If you wake up in the middle of the night, do not use alcohol as a sleep aid. Try sipping some water instead, or drinking a cup of herbal tea.
You already know that smoking is bad for your health, but did you know it can also adversely affect your natural circadian rhythm, making it harder for you to sleep?
According to NSF, smokers are at risk for severe snoring disorders when they sleep, they sleep less often than non-smokers and they wake up more often in the middle of the night.
Their sleep is linked to many diseases, including diabetes, heart disease, obesity and depression. If you are looking for another reason to quit, consider this reason. When you quit smoking, temporary insomnia is normal. Think of a healthier future. This can help calm you down, making it easier to fall back to sleep.
If you can't sleep for 20 minutes or more, try reading poems you've memorized as a child, multiplication tables or movie scenes from your favorite movies. You can even sing songs for yourself, suggested by NSF.

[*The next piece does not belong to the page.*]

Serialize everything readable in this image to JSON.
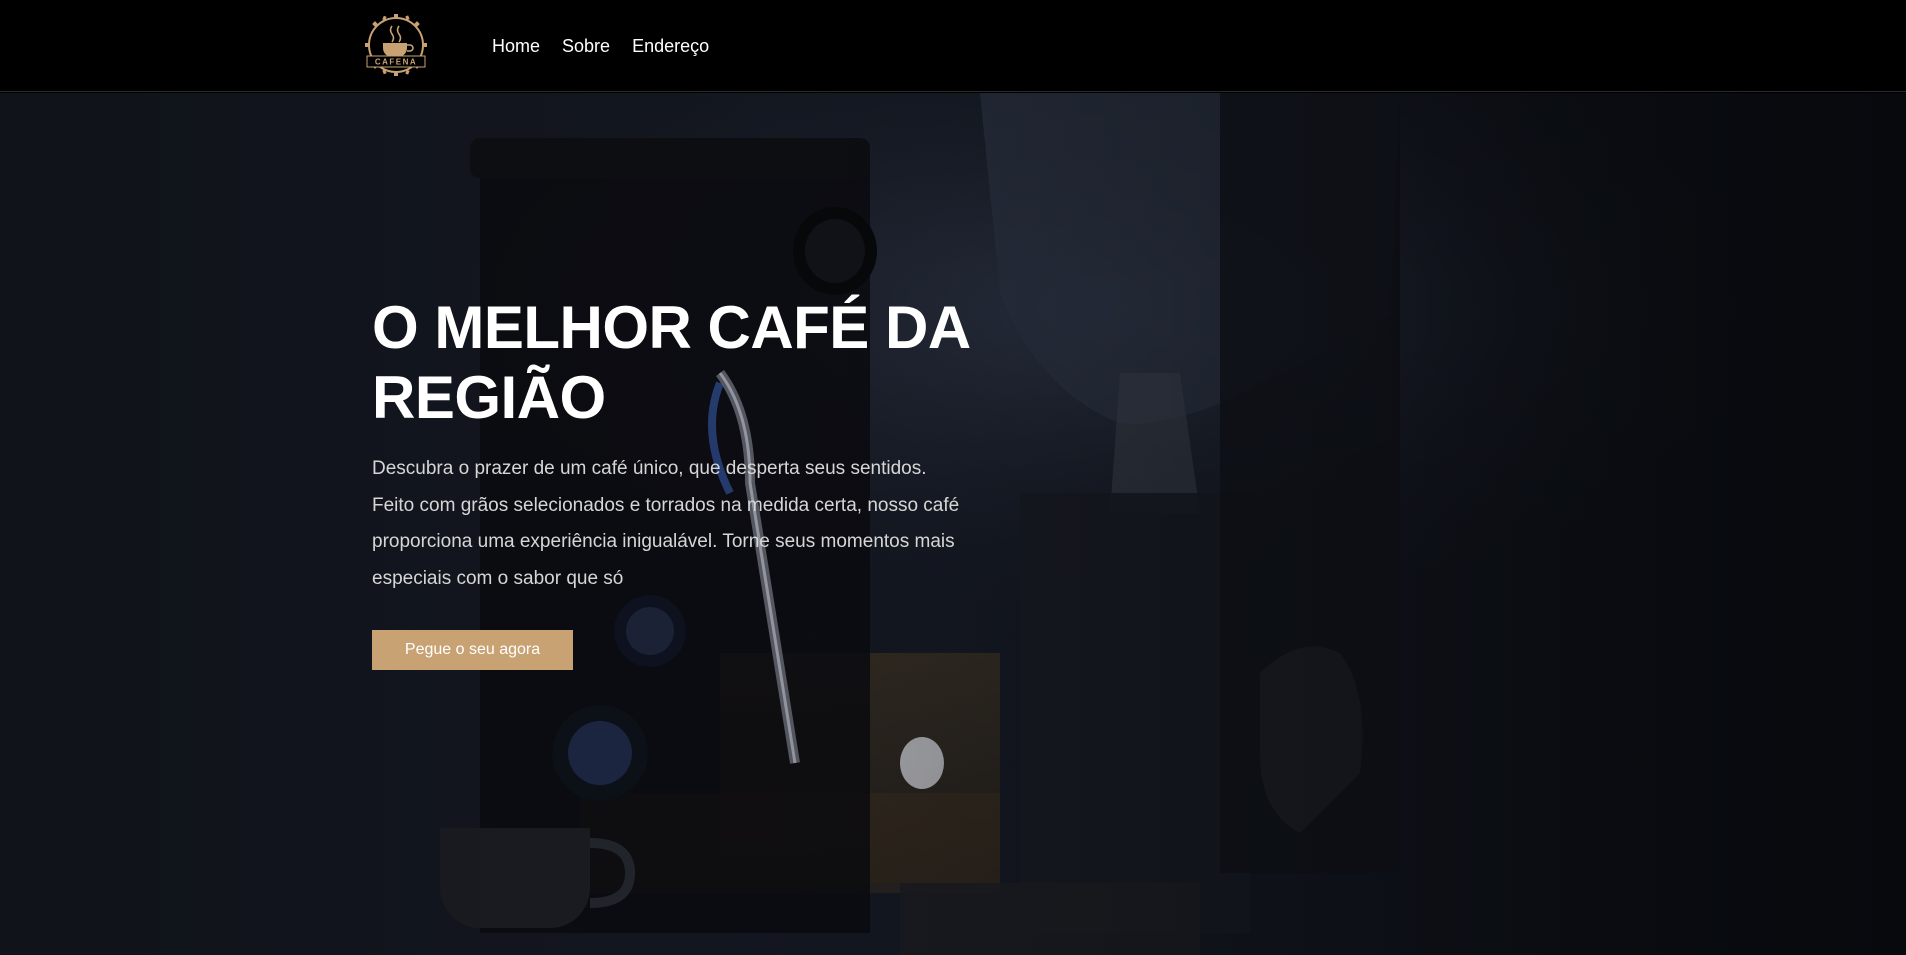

This sounds like a method of counting sheep because the principle behind it is the same. Repetition can allow your brain to relax, slowly calming your mind, bringing you back to sleep.
Use your body to relax the brain and reduce stress, using relaxation techniques, NSF recommends. For example, you could raise one leg up toward your head. Gently strain your muscles, count from one to five, and slowly let them relax.
Don't forget to take a deep breath and pay special attention to areas of your body that are most stressed, such as your jaw or neck. Practice breathing 4-7-8, that is, after one breath for four seconds, hold the breath for seven seconds and exhale slowly for eight seconds.
Try making these small changes that can help you sleep better even for just one day.